Tuesday, November 10, 2009

Deathstalker (1983)

Shitastic B movie of astronomical proportions

Wow! Don't watch this movie with the in-laws, unless you want to show them what their daughter has been eating….. or do if there's a chance of some hot mother/daughter action.

Finally, a movie that understands the importance of gratuitous nudity. For example: What would you think a sexy warrior momma would wear around? That's right! She would wear a cape and nothing else. Why would she wear a shirt when she can lay the smack down on any piece of shit that tries to get his rape on? She wouldn't, period.

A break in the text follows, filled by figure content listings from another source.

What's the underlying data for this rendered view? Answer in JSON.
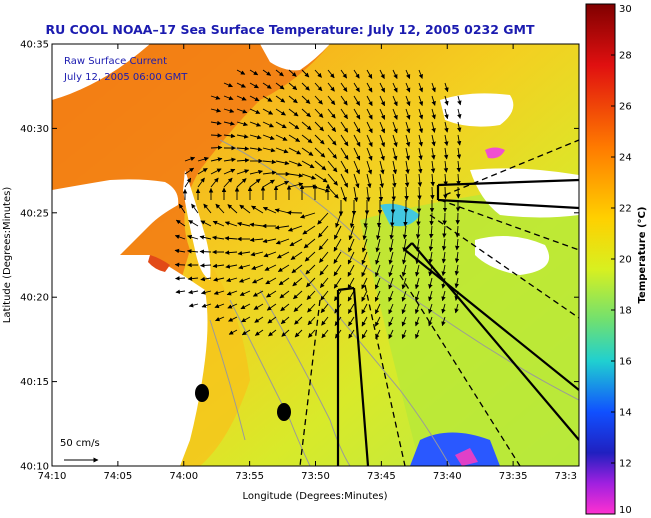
{
  "title": "RU COOL  NOAA–17  Sea Surface Temperature:  July 12, 2005 0232 GMT",
  "map": {
    "x_axis": {
      "label": "Longitude (Degrees:Minutes)",
      "ticks": [
        "74:10",
        "74:05",
        "74:00",
        "73:55",
        "73:50",
        "73:45",
        "73:40",
        "73:35",
        "73:3"
      ]
    },
    "y_axis": {
      "label": "Latitude (Degrees:Minutes)",
      "ticks": [
        "40:35",
        "40:30",
        "40:25",
        "40:20",
        "40:15",
        "40:10"
      ]
    },
    "annotation_line1": "Raw Surface Current",
    "annotation_line2": "July 12, 2005 06:00 GMT",
    "scale_label": "50 cm/s"
  },
  "colorbar": {
    "label": "Temperature (°C)",
    "ticks": [
      "30",
      "28",
      "26",
      "24",
      "22",
      "20",
      "18",
      "16",
      "14",
      "12",
      "10"
    ],
    "range": [
      10,
      30
    ]
  },
  "colors": {
    "title": "#1b1bb0",
    "land": "#ffffff",
    "warm_water": "#f07a10",
    "mid_water": "#f6c81a",
    "cool_water": "#b6e83a"
  }
}
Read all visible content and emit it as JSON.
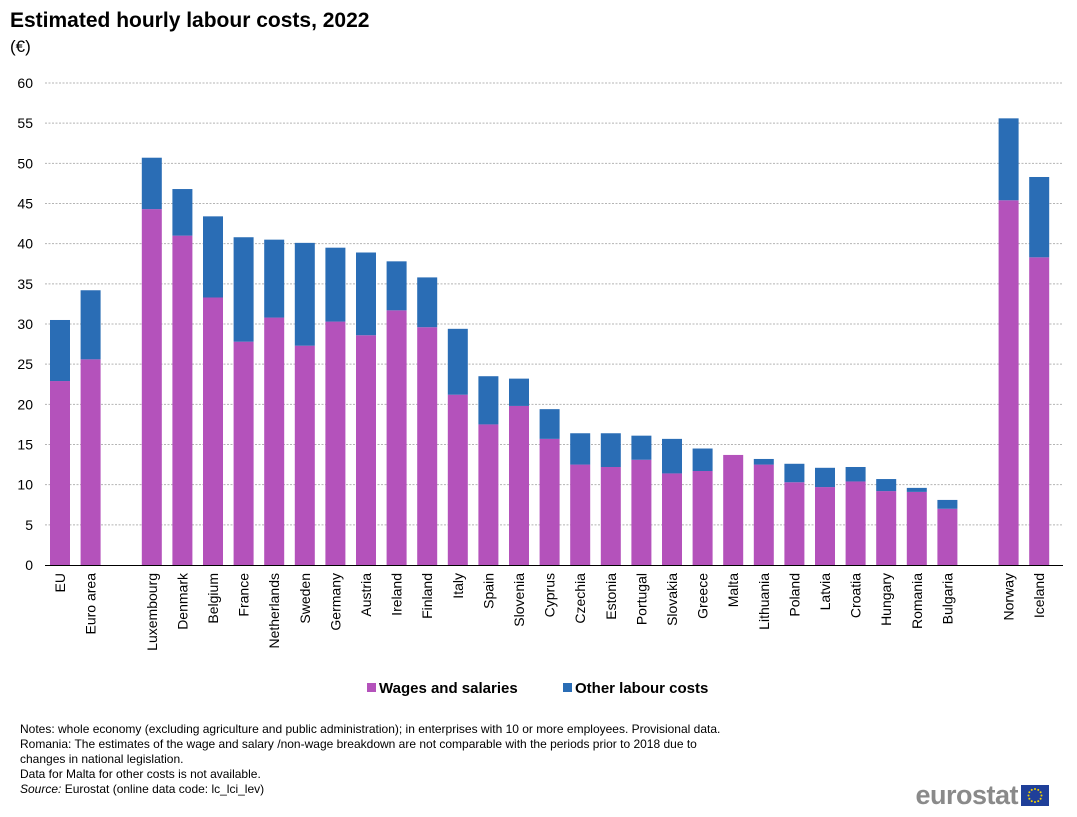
{
  "header": {
    "title": "Estimated hourly labour costs, 2022",
    "unit": "(€)"
  },
  "chart_data": {
    "type": "bar",
    "stacked": true,
    "title": "Estimated hourly labour costs, 2022",
    "subtitle": "(€)",
    "xlabel": "",
    "ylabel": "",
    "ylim": [
      0,
      60
    ],
    "yticks": [
      0,
      5,
      10,
      15,
      20,
      25,
      30,
      35,
      40,
      45,
      50,
      55,
      60
    ],
    "grid": true,
    "legend_position": "bottom",
    "categories": [
      "EU",
      "Euro area",
      "Luxembourg",
      "Denmark",
      "Belgium",
      "France",
      "Netherlands",
      "Sweden",
      "Germany",
      "Austria",
      "Ireland",
      "Finland",
      "Italy",
      "Spain",
      "Slovenia",
      "Cyprus",
      "Czechia",
      "Estonia",
      "Portugal",
      "Slovakia",
      "Greece",
      "Malta",
      "Lithuania",
      "Poland",
      "Latvia",
      "Croatia",
      "Hungary",
      "Romania",
      "Bulgaria",
      "Norway",
      "Iceland"
    ],
    "groups": [
      [
        0,
        1
      ],
      [
        2,
        28
      ],
      [
        29,
        30
      ]
    ],
    "series": [
      {
        "name": "Wages and salaries",
        "color": "#b452bb",
        "values": [
          22.9,
          25.6,
          44.3,
          41.0,
          33.3,
          27.8,
          30.8,
          27.3,
          30.3,
          28.6,
          31.7,
          29.6,
          21.2,
          17.5,
          19.8,
          15.7,
          12.5,
          12.2,
          13.1,
          11.4,
          11.7,
          13.7,
          12.5,
          10.3,
          9.7,
          10.4,
          9.2,
          9.1,
          7.0,
          45.4,
          38.3
        ]
      },
      {
        "name": "Other labour costs",
        "color": "#2a6db5",
        "values": [
          7.6,
          8.6,
          6.4,
          5.8,
          10.1,
          13.0,
          9.7,
          12.8,
          9.2,
          10.3,
          6.1,
          6.2,
          8.2,
          6.0,
          3.4,
          3.7,
          3.9,
          4.2,
          3.0,
          4.3,
          2.8,
          null,
          0.7,
          2.3,
          2.4,
          1.8,
          1.5,
          0.5,
          1.1,
          10.2,
          10.0
        ]
      }
    ]
  },
  "notes": {
    "line1": "Notes: whole economy (excluding agriculture and public administration); in enterprises with 10 or more employees. Provisional data.",
    "line2": "Romania: The estimates of the wage and salary /non-wage breakdown are not comparable with the periods prior to 2018 due to",
    "line3": "changes in national legislation.",
    "line4": "Data for Malta for other costs is not available.",
    "source_label": "Source:",
    "source_text": " Eurostat (online data code: lc_lci_lev)"
  },
  "logo": {
    "text": "eurostat"
  }
}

You better have the Kleenex and hand lotion ready for watching this breast-fest. It jumps right into the action as our hero saves some damsel in distress from a gang of assholes. And just like a hero should, he decides to collect payment for his troubles. After beating the living hell out of some dirtball goblin looking motherfuckers, he tears the shirt off of said damsel, and begins to stab her with his flesh sword. It's just too bad some old bastard ruins the scene too early.

The caliber of topless woman in Deathstalker is way above par. I'm pretty sure that that's where the budget went. So if you are thinking of letting your pre-pubescent children watch this, don't! Unless of course, you want to hear them crying, "Daddy! Daddy! My pee-pee hurts." You're damn right it does. It better! That Lana Clarkson is a fox, and anyone without at least a semi is obviously gay. I'm pretty sure the next part of the conversation would go, "Mine doesn't hurt though, go get your mother."

Lana Clarkson is damn hot!! See for yourself:





Points of note: The villains are vile, the women are delicious, and the action is packed. You will probably watch this movie, and love it so much, that you will make a tinfoil sword and act out the battle scenes. I know I did. The only problem is that I weigh about a dollar fifty, and Rick Hill looks like he was cut from granite, but that's nothing a Sharpie can't cure. A couple of minutes in the mirror, with the marker, and I looked like Rick Hill times two.

My only complaint about Deathstalker is Munkar. He looks more like a pedophile than a badass villain. Of course, he is a wizard, so I wouldn't be surprised if he used his magic tricks to lure children into his castle. Even then, he looks like he would lose a fight to an eight year old with a safety pin. He's so pale that if it was a black and white film, he would be invisible (insert drum here). I know that insult was awesome, but I can't hear your praise, so ignore the temptation to congratulate me.

You should watch this movie, and if you don't, screw you! I told you it was great, so don't call me a liar. We can fight about it if you would like.